The Standard and Poor’s 500 Index (SPX) closed yesterday at 3348, down 32 points or just under 1%. SPX had traded higher until the news about President Trump hit Friday and we gave back most of those gains, closing the week essentially flat, up 0.4%. With the exception of Wednesday, trading volume for the S&P 500 companies remained below average all week. Lower trading volume on Friday was actually good news, suggesting the market wasn’t too concerned about the news about the President.

The volatility index for the S&P 500 options, VIX, opened the week at 27.2%, and was pretty steady and somewhat lower until Friday when it spiked up to 28% on the news about the President.

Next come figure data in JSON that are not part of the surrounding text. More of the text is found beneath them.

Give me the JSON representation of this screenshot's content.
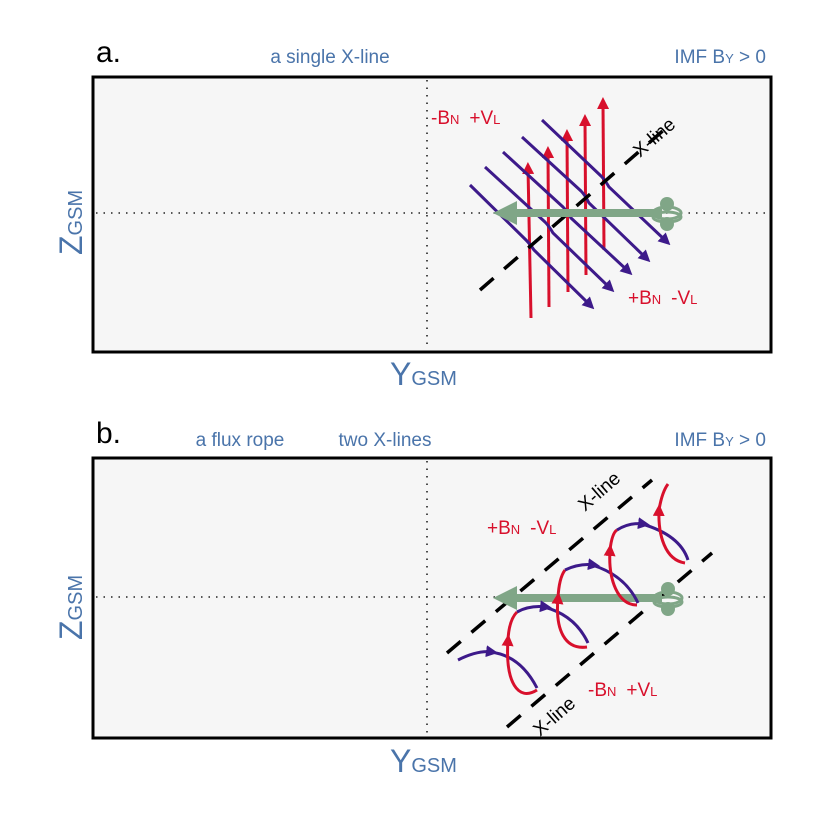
{
  "colors": {
    "label_blue": "#4a74aa",
    "field_red": "#d8102c",
    "field_purple": "#3d1a8a",
    "spacecraft_green": "#80a687"
  },
  "panel_a": {
    "letter": "a.",
    "title": "a single X-line",
    "imf": {
      "main": "IMF B",
      "sub": "Y",
      "rest": " > 0"
    },
    "zlabel": {
      "main": "Z",
      "sub": "GSM"
    },
    "ylabel": {
      "main": "Y",
      "sub": "GSM"
    },
    "upper_label": {
      "b": "-B",
      "bsub": "N",
      "v": "+V",
      "vsub": "L"
    },
    "lower_label": {
      "b": "+B",
      "bsub": "N",
      "v": "-V",
      "vsub": "L"
    },
    "xline_label": "X-line"
  },
  "panel_b": {
    "letter": "b.",
    "title1": "a flux rope",
    "title2": "two X-lines",
    "imf": {
      "main": "IMF B",
      "sub": "Y",
      "rest": " > 0"
    },
    "zlabel": {
      "main": "Z",
      "sub": "GSM"
    },
    "ylabel": {
      "main": "Y",
      "sub": "GSM"
    },
    "upper_label": {
      "b": "+B",
      "bsub": "N",
      "v": "-V",
      "vsub": "L"
    },
    "lower_label": {
      "b": "-B",
      "bsub": "N",
      "v": "+V",
      "vsub": "L"
    },
    "xline_upper_label": "X-line",
    "xline_lower_label": "X-line"
  }
}
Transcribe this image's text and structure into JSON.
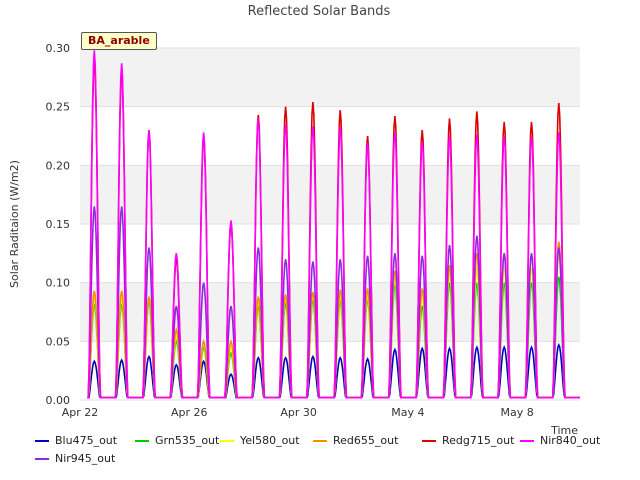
{
  "chart_data": {
    "type": "line",
    "title": "Reflected Solar Bands",
    "ylabel": "Solar Raditaion (W/m2)",
    "xlabel": "Time",
    "ylim": [
      0,
      0.3
    ],
    "xlim_days": [
      "Apr 22",
      "May 10"
    ],
    "yticks": [
      "0.00",
      "0.05",
      "0.10",
      "0.15",
      "0.20",
      "0.25",
      "0.30"
    ],
    "xticks": [
      "Apr 22",
      "Apr 26",
      "Apr 30",
      "May 4",
      "May 8"
    ],
    "grid": true,
    "legend_position": "bottom",
    "annotation": "BA_arable",
    "days": [
      "Apr 22",
      "Apr 23",
      "Apr 24",
      "Apr 25",
      "Apr 26",
      "Apr 27",
      "Apr 28",
      "Apr 29",
      "Apr 30",
      "May 1",
      "May 2",
      "May 3",
      "May 4",
      "May 5",
      "May 6",
      "May 7",
      "May 8",
      "May 9"
    ],
    "series": [
      {
        "name": "Blu475_out",
        "color": "#0000cc",
        "daily_peak": [
          0.033,
          0.034,
          0.037,
          0.03,
          0.033,
          0.022,
          0.036,
          0.036,
          0.037,
          0.036,
          0.035,
          0.043,
          0.044,
          0.044,
          0.045,
          0.045,
          0.045,
          0.047
        ]
      },
      {
        "name": "Grn535_out",
        "color": "#00cc00",
        "daily_peak": [
          0.082,
          0.082,
          0.085,
          0.05,
          0.045,
          0.04,
          0.08,
          0.083,
          0.085,
          0.085,
          0.086,
          0.098,
          0.08,
          0.1,
          0.1,
          0.1,
          0.1,
          0.105
        ]
      },
      {
        "name": "Yel580_out",
        "color": "#ffff00",
        "daily_peak": [
          0.088,
          0.088,
          0.088,
          0.055,
          0.048,
          0.045,
          0.085,
          0.088,
          0.09,
          0.09,
          0.09,
          0.105,
          0.09,
          0.11,
          0.112,
          0.112,
          0.112,
          0.125
        ]
      },
      {
        "name": "Red655_out",
        "color": "#ff8c00",
        "daily_peak": [
          0.093,
          0.093,
          0.088,
          0.06,
          0.05,
          0.05,
          0.088,
          0.09,
          0.092,
          0.094,
          0.095,
          0.11,
          0.095,
          0.115,
          0.125,
          0.125,
          0.125,
          0.135
        ]
      },
      {
        "name": "Redg715_out",
        "color": "#dd0000",
        "daily_peak": [
          0.29,
          0.28,
          0.23,
          0.12,
          0.225,
          0.15,
          0.243,
          0.25,
          0.254,
          0.247,
          0.225,
          0.242,
          0.23,
          0.24,
          0.246,
          0.237,
          0.237,
          0.253
        ]
      },
      {
        "name": "Nir840_out",
        "color": "#ff00ff",
        "daily_peak": [
          0.298,
          0.287,
          0.23,
          0.125,
          0.228,
          0.153,
          0.24,
          0.235,
          0.233,
          0.233,
          0.219,
          0.228,
          0.22,
          0.225,
          0.226,
          0.225,
          0.225,
          0.228
        ]
      },
      {
        "name": "Nir945_out",
        "color": "#8a2be2",
        "daily_peak": [
          0.165,
          0.165,
          0.13,
          0.08,
          0.1,
          0.08,
          0.13,
          0.12,
          0.118,
          0.12,
          0.123,
          0.125,
          0.123,
          0.132,
          0.14,
          0.125,
          0.125,
          0.13
        ]
      }
    ]
  }
}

But VIX calmed a bit and closed at 27.6% Friday.

IWM, the ETF based on the Russell 2000 group of companies, had a much better week than the other large-cap market indices, opening the week at 148.37 and closing Friday at 152.85, up 4.48 points or 3% for the week. The Russell 2000 companies are small to mid-capitalization stocks that tend to lead bull markets higher and bear markets lower. The fact that IWM could tack on 3% in a week when the S&P 500 only managed less than one half of one percent is a notable bullish sign.

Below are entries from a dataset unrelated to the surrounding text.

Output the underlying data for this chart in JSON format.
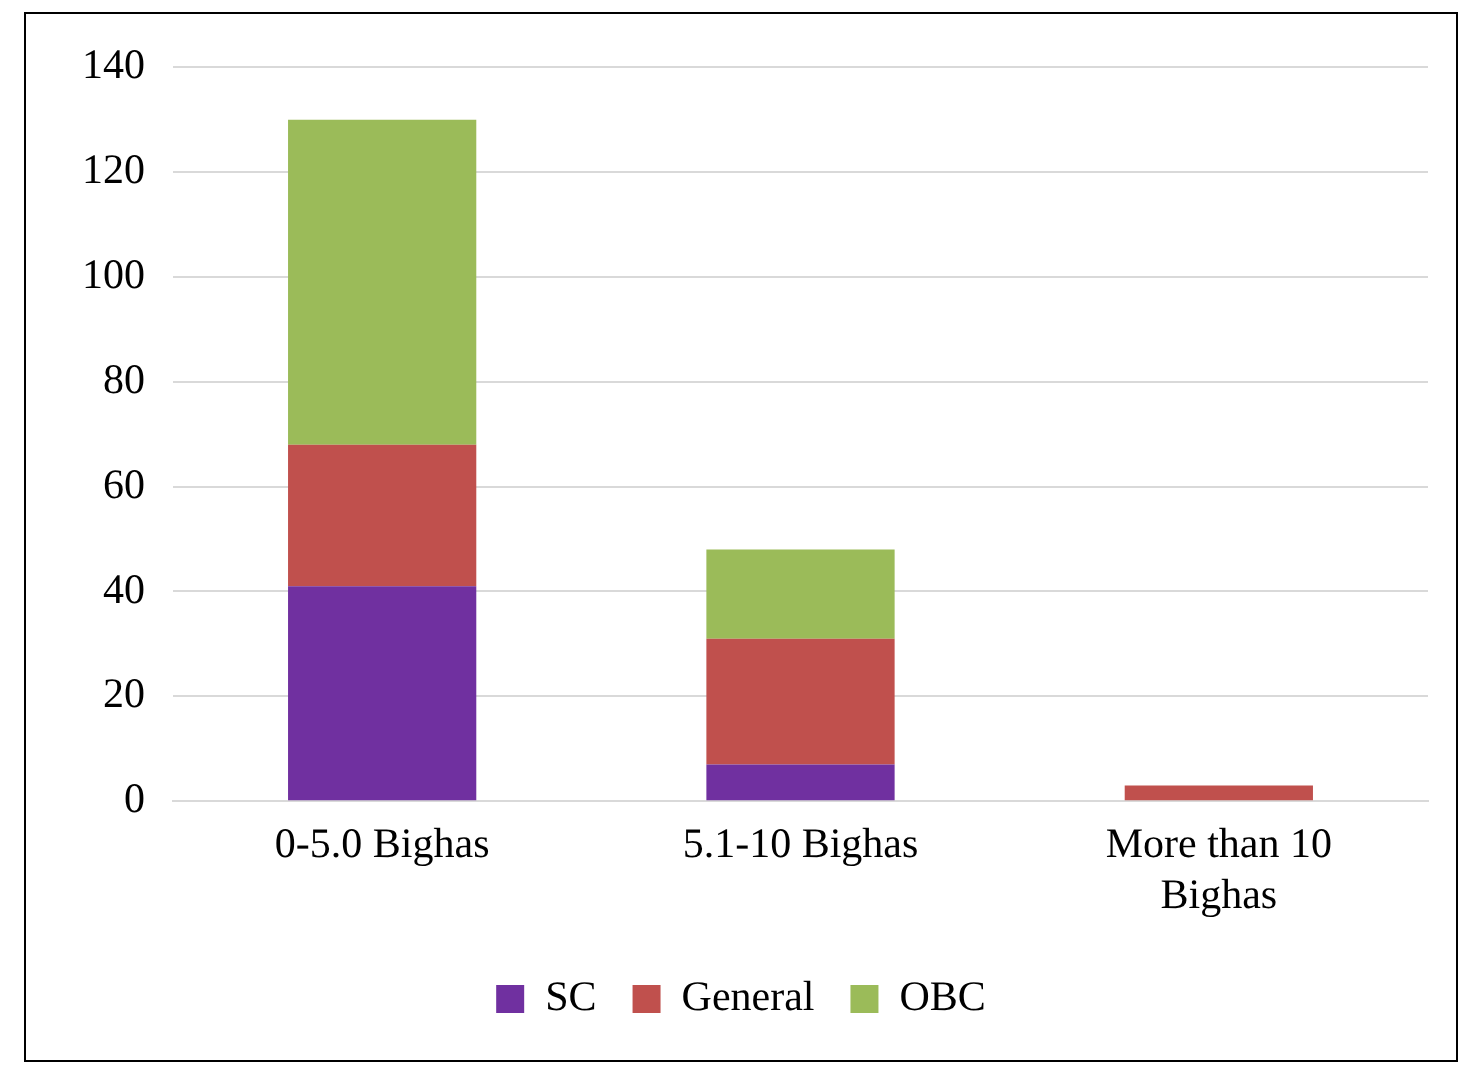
{
  "chart_data": {
    "type": "bar",
    "stacked": true,
    "categories": [
      "0-5.0 Bighas",
      "5.1-10 Bighas",
      "More than 10 Bighas"
    ],
    "series": [
      {
        "name": "SC",
        "color": "#7030a0",
        "values": [
          41,
          7,
          0
        ]
      },
      {
        "name": "General",
        "color": "#c0504d",
        "values": [
          27,
          24,
          3
        ]
      },
      {
        "name": "OBC",
        "color": "#9bbb59",
        "values": [
          62,
          17,
          0
        ]
      }
    ],
    "ylim": [
      0,
      140
    ],
    "yticks": [
      0,
      20,
      40,
      60,
      80,
      100,
      120,
      140
    ],
    "grid": "y",
    "legend": "bottom"
  }
}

The NASDAQ Composite index closed yesterday at 11,075 for a loss of 251 points or 2.2%. Unlike the Russell 2000, NASDAQ was essentially flat for the week, opening at 11,084 and closing at 11,075, down 0.08% for the week. With the exception of Wednesday, NASDAQ trading volume was at or below the 50-day moving average all week. It is worth noting that trading volume was barely below the 50 dma on Friday after the bad news hit the market.

The news that President Trump had contracted Covid-19 was certainly a scary event for the country, and especially on top of all of the other turmoil. However, I take some comfort from the market’s reaction Friday. Losses on the large blue-chip market indices were minimal and trading volume was below average. Traders didn't hit the panic button.

The Russell 2000 companies traded higher all week and had a strong day on Friday, gaining almost a half of one percent on Friday alone. Those small to mid-cap stocks are the stocks we watch to see if we are going over the cliff. They are the canaries in the coal mine. The opposite is also true. These are the so-called “risk on” stocks.

All of these measures support the thesis that the market still has strong bullish support. But the market consensus is also very anxious and concerned. If you are able to accept moderate levels of risk, there are opportunities out there. But scale back on the amount of capital at risk in your trades and stop them out quickly.

Remain vigilant. This volatility isn’t going away anytime soon.